Are you old enough to remember Saturday May 10 1980? I remember it as if it was yesterday, not almost 38 years ago! Working as an assistant manager for a Building Society at the time, and with a less than understanding manager, I had to work on that Saturday morning in Wanstead. We closed the doors at 12.00 midday and then we had to cash up before we could leave. The tills were balanced in record time and by ten past twelve I had crossed the road to Wanstead station on the central line, and was heading off to meet fellow co-blogger Geoff at Baker Street for our visit to the twin towers of Wembley.
We were in Division Two at the time and not even close enough to be pushing for promotion. Arsenal were of course where they have always been in the top tier. We didn’t have a chance did we? But at the age of 26 I experienced West Ham’s third win of the FA Cup, a trophy that meant so much at the time, unlike in the modern era, where it is totally overshadowed for financial reasons with the need for teams to concentrate on the Premier League. It is a shame, but unfortunately a fact of life that things move on.
I was ten years old when we first won the FA Cup, beating second division Preston 3-2 in 1964. This of course led to winning a European trophy the following season when we triumphed in the European Cup Winners Cup Final again at Wembley, before the hat-trick of the World Cup at Wembley a year later.

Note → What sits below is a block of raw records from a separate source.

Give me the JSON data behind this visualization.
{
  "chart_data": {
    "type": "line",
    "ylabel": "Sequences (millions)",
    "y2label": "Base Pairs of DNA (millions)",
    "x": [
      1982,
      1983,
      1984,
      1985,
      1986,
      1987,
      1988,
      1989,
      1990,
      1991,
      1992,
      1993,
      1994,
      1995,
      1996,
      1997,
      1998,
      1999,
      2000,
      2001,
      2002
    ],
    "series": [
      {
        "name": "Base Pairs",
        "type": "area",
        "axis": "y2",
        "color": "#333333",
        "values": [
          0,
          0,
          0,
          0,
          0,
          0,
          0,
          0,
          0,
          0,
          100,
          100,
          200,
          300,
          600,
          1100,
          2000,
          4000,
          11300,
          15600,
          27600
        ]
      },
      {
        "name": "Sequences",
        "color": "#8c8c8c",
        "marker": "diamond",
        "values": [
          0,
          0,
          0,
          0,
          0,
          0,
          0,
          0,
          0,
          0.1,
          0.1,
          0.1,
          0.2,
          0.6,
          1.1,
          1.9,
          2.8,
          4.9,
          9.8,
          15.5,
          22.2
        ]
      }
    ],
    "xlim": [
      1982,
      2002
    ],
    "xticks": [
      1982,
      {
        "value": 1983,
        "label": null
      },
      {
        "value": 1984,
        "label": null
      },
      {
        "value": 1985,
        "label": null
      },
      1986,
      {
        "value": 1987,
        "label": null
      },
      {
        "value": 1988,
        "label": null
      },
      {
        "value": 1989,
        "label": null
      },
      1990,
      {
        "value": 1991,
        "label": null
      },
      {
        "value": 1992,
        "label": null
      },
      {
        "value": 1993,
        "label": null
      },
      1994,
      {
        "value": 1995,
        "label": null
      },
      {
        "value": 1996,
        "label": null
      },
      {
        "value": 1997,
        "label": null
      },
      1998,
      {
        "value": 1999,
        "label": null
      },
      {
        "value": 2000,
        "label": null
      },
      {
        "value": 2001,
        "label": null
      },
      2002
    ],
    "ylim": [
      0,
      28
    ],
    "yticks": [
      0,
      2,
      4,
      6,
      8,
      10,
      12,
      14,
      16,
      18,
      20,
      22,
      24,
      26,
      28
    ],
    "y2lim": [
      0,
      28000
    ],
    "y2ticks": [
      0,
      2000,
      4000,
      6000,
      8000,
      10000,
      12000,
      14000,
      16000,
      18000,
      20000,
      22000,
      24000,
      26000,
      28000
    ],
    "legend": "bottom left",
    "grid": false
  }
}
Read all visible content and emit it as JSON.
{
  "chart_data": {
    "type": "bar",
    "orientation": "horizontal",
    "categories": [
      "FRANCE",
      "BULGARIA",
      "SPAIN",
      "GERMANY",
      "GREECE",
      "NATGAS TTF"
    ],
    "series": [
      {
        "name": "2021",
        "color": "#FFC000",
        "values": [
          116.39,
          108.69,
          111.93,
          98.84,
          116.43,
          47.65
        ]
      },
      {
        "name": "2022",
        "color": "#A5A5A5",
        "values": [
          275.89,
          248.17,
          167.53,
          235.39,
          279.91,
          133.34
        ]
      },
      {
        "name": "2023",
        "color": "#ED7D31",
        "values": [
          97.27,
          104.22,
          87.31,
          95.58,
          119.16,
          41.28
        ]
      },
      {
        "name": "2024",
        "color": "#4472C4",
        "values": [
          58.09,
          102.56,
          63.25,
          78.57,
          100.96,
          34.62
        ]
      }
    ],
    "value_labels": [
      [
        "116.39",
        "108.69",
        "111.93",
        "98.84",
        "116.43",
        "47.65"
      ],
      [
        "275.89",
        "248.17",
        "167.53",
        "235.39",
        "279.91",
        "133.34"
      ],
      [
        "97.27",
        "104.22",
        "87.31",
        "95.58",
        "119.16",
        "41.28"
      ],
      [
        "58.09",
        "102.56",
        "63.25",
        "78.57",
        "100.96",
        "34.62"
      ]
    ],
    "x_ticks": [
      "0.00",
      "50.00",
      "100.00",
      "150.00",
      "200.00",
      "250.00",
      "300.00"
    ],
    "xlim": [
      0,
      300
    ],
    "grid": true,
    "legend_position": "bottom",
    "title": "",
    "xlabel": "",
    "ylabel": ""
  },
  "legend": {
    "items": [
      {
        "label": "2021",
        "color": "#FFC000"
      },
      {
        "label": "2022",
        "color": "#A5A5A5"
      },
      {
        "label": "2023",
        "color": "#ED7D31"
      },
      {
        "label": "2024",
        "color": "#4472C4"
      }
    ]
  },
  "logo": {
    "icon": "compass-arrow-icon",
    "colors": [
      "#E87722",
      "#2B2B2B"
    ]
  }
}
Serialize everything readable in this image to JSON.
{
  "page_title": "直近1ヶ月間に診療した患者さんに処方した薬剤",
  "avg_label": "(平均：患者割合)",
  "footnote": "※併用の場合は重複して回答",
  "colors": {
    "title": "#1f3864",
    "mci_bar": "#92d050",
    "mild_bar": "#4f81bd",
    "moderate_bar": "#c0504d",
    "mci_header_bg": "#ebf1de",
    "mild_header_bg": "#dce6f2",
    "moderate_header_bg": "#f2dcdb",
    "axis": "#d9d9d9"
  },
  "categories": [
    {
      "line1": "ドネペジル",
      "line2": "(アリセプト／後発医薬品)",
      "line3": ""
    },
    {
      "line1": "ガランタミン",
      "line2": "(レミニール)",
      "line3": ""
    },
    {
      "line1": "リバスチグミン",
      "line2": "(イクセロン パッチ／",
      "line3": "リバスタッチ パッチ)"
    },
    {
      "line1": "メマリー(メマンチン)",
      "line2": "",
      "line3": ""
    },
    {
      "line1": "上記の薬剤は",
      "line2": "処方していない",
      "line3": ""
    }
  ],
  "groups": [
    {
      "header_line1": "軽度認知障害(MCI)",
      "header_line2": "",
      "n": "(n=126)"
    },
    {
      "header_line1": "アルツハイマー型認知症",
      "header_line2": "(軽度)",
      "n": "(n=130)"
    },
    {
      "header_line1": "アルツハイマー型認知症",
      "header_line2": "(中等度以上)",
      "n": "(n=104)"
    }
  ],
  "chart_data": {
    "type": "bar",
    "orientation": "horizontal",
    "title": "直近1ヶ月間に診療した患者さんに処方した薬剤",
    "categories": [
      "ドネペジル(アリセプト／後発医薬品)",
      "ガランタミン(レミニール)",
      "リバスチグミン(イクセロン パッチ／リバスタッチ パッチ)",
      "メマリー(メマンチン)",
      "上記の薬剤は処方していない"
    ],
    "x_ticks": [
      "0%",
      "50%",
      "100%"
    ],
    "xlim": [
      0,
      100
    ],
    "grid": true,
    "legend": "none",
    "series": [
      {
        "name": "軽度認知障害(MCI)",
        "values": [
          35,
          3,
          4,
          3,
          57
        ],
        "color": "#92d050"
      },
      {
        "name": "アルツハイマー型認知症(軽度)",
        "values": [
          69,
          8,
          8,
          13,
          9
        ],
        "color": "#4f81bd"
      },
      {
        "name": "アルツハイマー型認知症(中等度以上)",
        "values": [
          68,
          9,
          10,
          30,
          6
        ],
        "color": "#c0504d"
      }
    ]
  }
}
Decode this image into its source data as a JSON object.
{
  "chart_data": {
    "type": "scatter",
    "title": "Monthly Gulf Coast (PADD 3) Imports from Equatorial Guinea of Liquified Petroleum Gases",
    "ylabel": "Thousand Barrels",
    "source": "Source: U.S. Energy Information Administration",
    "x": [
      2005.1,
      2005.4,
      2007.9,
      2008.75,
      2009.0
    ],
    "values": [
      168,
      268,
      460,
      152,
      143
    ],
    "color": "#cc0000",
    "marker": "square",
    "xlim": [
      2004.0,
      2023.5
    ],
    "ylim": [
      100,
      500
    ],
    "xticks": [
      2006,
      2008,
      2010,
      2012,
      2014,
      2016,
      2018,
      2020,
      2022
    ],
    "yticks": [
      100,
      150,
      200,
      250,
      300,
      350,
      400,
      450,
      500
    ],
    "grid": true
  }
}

I had to wait until I was 21 before our second FA Cup win, an unremarkable game in 1975 where we beat second division Fulham (with our very own Bobby Moore in their side). So by 1980, when we won for the third time, for West Ham to win the FA Cup it was something I could expect to experience every few years.
But of course life isn’t like that, and here I am in 2018 waiting for it to happen again. Of course we came mightily close in 2006 when we should have beaten Liverpool, and perhaps if the game had been played at Wembley rather than Cardiff then we might have done so. In my lifetime we are unbeaten at Wembley in what I would call important games like FA Cup finals, League Cup finals, Play-Off finals, league games, and league cup ties. I will conveniently ignore the Charity Shield games against Derby (1975) and Liverpool (1980) which act as a curtain raiser to each new season. That unbeaten record was continued on Thursday evening with the magnificent rearguard action in the 1-1 draw against a Tottenham team who everybody expected to beat us comfortably.
Before I finish I’ll go back to 1980. Just two weeks before the FA Cup Final, Geoff and I took our seats at Upton Park in B Block in the old West Stand with less than 20,000 others to watch a league game, which was against Shrewsbury. It was the first time I’d ever seen us play against these opponents as we had never before been in the same division. In the first meeting that season just before Christmas they had given us a 3-0 drubbing at the wonderfully named Gay Meadow Stadium, and they did the same at Upton Park, although this time we did at least have a Trevor Brooking goal as consolation to the three we conceded.
We did the double over them in our record breaking promotion season the next year and we have never played them since. Of course the FA Cup doesn’t have the romance or glamour that it had in my youth, but I would still like us to win it again one day. This season we are battling with a dozen other teams to avoid relegation, and our injuries are mounting up too, so our team today is likely to include a number of our promising youngsters who are rarely given a chance in league games. It wouldn’t be as big a shock as it was in yesteryear if we were to be eliminated from the competition by a third tier side, but as West Ham fans we have experienced it enough times in the cup competitions, and I hope it doesn’t happen today.
Perhaps we can beat Shrewsbury comfortably, then go on a winning run in the league to remove all fears of relegation, and then field a strong side in the latter rounds of the FA Cup before going on to win the trophy next May. We are entitled to dream aren’t we?